Parler des ressources diplomatiques, c’est parler du dispositif hiérarchisé des coopérations et d’influence avec ou dans les organisations internationales publiques ou privées. À ce jour sur ce point, la RDC est en retard par rapport à son adversaire direct que le Rwanda. Certains Congolais se demandent pourquoi Kinshasa privilégie le dialogue à la guerre, c’est parce que la diplomatie est l’outil des relations internationales le plus privilégié ; il est usité en amont et en aval dans les conflits internationaux. Dans le monde multilatéral, la guerre n’est qu’un ultime recours des relations internationales marqué par la cessation des moyens diplomatiques. Et même pendant la guerre, il y a continuation des négociations sous forme secrète. Il est donc important pour la RDC d’avoir des ressources capables de bien plaider sa cause auprès des puissants du monde.

Les ressources humaines
Quel est l’effectif du personnel de guerre ? Les FARDC comptent combien d’éléments ? Sont-ils en mesure d’assurer la protection des frontières avec l’Ouganda, le Burundi, l’Angola, la Tanzanie, la Zambie et la Centrafrique au même moment que nous allons agresser le Rwanda ? car tous ces pays nourrissent les mêmes appétits que le Rwanda sur le Congo.

Ressources logistiques
Répondre à la question des ressources logistiques en lutte d’influences, c’est être en mesure de démontrer la capacité de déployer son arsenal militaire le plus rapidement possible dans une zone, et la capacité d’évacuer les blessés de guerre. Répondre à cette question, c’est aussi démontrer la capacité d’étouffer une menace à son origine avec promptitude. A ce jour, la RDC n’a pas toutes ces capacités. Quelle est la capacité de la flotte aérienne et maritime des FARDC ? en cas de rupture de stock, quelle ressource utiliser pour se ravitailler en matériels de guerre ?
Ressources économiques et financière
Le Rwanda a ses parrains occidentaux qui peuvent clouer le Congo sous sanctions à la première semaine d’agression. Les sanctions provoquant les grognes sociales, les autorités seront aussitôt fragilisées à l’interne et externe, ce qui rendra le Congo plus fragile qu’il ne l’est déjà avec son économie extravertie dont les exportations annuelles s’élèvent à presque trois milliards de dollars. Les réserves de change ne sont que d’ordre de trois à quatre mois. Mener une guerre d’agression contre le Rwanda impliquerait la fermeture des frontières non seulement avec le Rwanda mais aussi celles d’avec l’Ouganda.
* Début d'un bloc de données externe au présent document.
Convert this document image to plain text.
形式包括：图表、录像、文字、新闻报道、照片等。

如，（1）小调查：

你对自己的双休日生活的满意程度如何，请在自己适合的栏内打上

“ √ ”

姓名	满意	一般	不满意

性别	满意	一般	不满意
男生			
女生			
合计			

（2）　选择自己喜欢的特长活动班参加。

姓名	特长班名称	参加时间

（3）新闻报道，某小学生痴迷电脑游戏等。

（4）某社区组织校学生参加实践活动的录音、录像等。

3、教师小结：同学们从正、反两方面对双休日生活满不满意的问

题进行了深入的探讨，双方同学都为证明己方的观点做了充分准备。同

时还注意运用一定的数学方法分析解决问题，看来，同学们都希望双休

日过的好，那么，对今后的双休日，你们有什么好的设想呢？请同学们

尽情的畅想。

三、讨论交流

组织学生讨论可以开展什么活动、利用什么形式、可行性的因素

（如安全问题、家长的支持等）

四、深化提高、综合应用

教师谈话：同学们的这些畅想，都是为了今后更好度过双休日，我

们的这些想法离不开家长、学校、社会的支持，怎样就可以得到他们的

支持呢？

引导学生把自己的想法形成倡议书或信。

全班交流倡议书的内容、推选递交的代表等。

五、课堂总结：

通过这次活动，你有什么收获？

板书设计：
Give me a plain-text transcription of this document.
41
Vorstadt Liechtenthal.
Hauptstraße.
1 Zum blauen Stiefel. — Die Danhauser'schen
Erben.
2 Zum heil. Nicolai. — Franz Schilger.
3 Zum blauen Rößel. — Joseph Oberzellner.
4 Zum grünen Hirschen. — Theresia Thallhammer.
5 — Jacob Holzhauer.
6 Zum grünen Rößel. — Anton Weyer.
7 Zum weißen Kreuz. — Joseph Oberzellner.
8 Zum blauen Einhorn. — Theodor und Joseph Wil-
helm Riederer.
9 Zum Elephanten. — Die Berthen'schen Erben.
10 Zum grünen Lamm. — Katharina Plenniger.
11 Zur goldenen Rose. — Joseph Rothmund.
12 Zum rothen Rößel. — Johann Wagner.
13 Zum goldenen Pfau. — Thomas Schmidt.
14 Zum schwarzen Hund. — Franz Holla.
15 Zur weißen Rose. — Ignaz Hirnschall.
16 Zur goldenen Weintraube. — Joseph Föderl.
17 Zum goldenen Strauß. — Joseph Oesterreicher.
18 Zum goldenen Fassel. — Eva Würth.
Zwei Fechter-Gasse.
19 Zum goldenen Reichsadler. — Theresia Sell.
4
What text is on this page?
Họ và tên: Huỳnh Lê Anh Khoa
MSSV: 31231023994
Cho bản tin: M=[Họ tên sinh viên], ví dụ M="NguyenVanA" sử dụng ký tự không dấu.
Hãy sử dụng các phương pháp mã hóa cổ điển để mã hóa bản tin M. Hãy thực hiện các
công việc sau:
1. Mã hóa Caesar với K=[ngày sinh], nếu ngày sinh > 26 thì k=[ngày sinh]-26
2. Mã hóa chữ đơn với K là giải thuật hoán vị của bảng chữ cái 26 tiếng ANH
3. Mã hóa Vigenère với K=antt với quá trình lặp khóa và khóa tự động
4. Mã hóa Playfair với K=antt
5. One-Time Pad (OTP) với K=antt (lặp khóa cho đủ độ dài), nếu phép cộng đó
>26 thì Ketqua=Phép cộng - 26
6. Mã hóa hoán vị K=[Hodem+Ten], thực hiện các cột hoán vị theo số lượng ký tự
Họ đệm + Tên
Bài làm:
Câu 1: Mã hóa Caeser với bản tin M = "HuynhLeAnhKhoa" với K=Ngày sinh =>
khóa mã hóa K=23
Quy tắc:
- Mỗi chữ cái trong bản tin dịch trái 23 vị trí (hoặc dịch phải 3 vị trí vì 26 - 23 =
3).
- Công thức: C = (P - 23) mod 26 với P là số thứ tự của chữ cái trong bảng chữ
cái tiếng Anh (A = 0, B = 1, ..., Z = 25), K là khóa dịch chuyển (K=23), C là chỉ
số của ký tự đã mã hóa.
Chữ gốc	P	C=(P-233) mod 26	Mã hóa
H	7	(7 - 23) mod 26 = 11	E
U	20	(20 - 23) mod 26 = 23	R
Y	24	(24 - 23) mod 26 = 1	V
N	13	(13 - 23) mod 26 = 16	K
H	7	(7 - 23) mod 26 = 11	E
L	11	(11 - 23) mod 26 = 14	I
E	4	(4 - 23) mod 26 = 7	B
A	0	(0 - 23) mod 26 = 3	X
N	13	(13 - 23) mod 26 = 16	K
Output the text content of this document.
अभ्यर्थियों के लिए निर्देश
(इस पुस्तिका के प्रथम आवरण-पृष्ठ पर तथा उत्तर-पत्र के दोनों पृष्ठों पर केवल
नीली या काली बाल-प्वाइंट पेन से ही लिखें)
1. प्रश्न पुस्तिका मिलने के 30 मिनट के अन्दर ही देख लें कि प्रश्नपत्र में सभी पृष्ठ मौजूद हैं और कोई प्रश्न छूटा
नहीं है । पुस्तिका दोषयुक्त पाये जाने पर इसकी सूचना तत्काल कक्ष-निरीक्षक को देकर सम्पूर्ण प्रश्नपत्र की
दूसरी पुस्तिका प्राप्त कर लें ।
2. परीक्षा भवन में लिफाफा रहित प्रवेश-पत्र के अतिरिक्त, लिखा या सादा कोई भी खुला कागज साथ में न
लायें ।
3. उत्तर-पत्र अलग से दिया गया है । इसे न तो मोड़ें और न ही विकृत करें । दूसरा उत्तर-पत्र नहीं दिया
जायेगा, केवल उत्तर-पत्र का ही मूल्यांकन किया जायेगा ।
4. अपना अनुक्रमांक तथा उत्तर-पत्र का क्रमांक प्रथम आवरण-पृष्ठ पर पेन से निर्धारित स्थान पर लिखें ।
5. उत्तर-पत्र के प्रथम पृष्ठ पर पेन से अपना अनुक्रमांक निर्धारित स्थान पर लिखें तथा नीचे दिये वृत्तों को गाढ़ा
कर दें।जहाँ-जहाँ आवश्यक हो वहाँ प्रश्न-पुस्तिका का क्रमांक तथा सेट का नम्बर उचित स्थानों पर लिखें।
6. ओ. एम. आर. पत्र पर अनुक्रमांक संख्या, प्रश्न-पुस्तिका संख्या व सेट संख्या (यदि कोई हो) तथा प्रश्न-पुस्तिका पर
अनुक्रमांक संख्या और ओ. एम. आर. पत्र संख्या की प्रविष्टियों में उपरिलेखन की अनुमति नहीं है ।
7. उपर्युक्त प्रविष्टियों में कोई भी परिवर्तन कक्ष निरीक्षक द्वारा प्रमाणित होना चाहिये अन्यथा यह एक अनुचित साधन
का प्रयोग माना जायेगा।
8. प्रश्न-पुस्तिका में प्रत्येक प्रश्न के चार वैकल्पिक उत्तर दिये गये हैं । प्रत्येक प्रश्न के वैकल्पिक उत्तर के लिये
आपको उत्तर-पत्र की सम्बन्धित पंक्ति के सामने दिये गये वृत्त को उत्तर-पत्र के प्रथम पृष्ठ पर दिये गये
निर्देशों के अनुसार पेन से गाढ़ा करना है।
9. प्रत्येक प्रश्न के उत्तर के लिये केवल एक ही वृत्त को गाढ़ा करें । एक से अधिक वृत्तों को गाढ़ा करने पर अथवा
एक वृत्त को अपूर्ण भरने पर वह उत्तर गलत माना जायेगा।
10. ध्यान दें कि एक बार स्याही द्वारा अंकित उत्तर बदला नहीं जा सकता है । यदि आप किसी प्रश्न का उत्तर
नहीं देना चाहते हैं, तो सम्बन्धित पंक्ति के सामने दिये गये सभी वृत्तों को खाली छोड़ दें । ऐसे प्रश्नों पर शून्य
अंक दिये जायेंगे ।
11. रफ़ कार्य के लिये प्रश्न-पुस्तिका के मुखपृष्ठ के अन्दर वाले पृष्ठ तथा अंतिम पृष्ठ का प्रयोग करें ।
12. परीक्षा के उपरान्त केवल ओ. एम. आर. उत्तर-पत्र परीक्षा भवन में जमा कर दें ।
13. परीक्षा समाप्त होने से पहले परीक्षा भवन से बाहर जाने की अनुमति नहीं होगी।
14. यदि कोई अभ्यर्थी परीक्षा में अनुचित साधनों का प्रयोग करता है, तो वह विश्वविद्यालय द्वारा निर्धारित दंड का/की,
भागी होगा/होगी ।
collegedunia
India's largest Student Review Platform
PERSPECTIVES GEOPOLITIQUES ENVISAGEABLES POUR LA RDC

Réaffirmons ici que la RDC, au vue de sa physionomie géographique, est un pays avec une vocation militaire. Si aujourd’hui les agressions enregistrées ont pour objectif de piller les ressources minérales, presque tous les geéopolitistes prospectivistes sont d’accord sur les agressions du futur qui tourneront autour des plusieurs autres ressources dont la RDC est détentrice. C’est notamment l’eau, la faune et la flore. Si l’armée congolaise n’est pas prête pour ces enjeux, la RDC jouera encore le rôle lui attribué par les conférenciers de Berlin du, un simple champ du monde dans lequel quiconque aurait la force d’y venir cueillir les fruits serait le bienvenu. La RDC a été victime dans toutes les trois révolutions enregistrées jusqu’ici par le monde à savoir : la révolution du caoutchouc, industrielle et celle des NTIC. Si rien n’est fait, elle sera encore victime de la révolution de l’eau. Pour qu’elle ne soit pas une simple victime des enjeux géopolitiques du futur, la RDC se doit de développer son arsenal de guerre en ressources humaines, matériel, financier et technologiques.

Les effectifs actuels du personnel de guerre
Selon l’ATLASOCIO.COM de 2014 à 2022 l’effectif des FARDC a évolué d’environ 12,66% soit un effectif de 134250 en 2014 et 151251 en 2022. Pour un pays de 345410 km envahi par une soixantaine de groupes armés. Le gouvernement Congolais doit recruter au moins 900.000 hommes supplémentaires pour être en mesure non seulement d’affecter au moins 100.000 hommes à la protection de chaque frontière avec ses neuf voisins, mais aussi avoir un effectif capable de lancer une offensive d’agression. Les neufs pays voisins à savoir l’Angola, Burundi, Tanzanie, le Soudan, l’ouganda, le Rwanda, la Zambie, le Congo, le Centrafrique ; comptent respectivement : 117000 hommes,51050 hommes,108400 hommes,209300 hommes,56400 hommes, 35000 hommes,19500 hommes, 12000 hommes,10150 hommes.
L’Egypte qui ne figure même pas dans le top10 des Etats africains le plus grands en superficie compte plus de 1314500 hommes, réservistes et actifs. Notons par ailleurs que l’Egypte n’a que 100.600.000 habitants, alors que la population congolaise est estimée à 100 .000.000. Comprenons donc que l’armée a été négligée tant par les différents gouvernements que par le peuple Congolais lui-même. L’heure a sonné pour rendre obligatoire le service militaire.

Ressources matérielles
Le gouvernement congolais se doit de consentir des efforts pour faire lever l’embargo partiel imposé sur les FARDC, et solliciter des partenariats avec des puissances qui n’ont pas des intérêts directs avec le Rwanda et l’Ouganda qui sont des adversaires directs. Les options pour se procurer du matériel de la dernière génération peuvent être celles d’aller directement vers les fournisseurs ou de passer par des entremetteurs comme l’Egypte par exemple, elle qui a eu le privilège d’acquérir les rafales Français.

Ressources financières
Les forces armées doivent être attractives pour espérer recruter des hommes de qualité. L’attraction passe par le bon traitement salarial des soldats de rang et des officiers. Devant les officiers supérieurs des FARDC, le Président Tshisekedi avait fait savoir que depuis que le Congo indépendant existe, les FARDC n’ont jamais été aussi bien financés que cette année 2022. Mais le problème se pose dans la gestion de ces financements. Les FARDC doivent donc développer la rigueur dans la gestion financière pour ne pas avoir des aigris dans ses rangs, et attirer les jeunes à intégrer l’amé

Conclusion
Pour conclure, réaffirmons que la République démocratique du Congo est un État destiné militaire, c’est ce que nous avons essayé de dire dans ce texte. Nous avons démontré que la région de grand-lac est une région naturellement conflictuelle, les Etats sont condamnés à se faire la guerre pour des enjeux territoriaux, commerciaux, économiques ou encore de leadership politique. Si la RDC ne reconsidère pas ses ressources diplomatiques, et si elle ne réforme pas ses forces armées, les dix prochaines années risquent d’être pire que les vingt dernières années.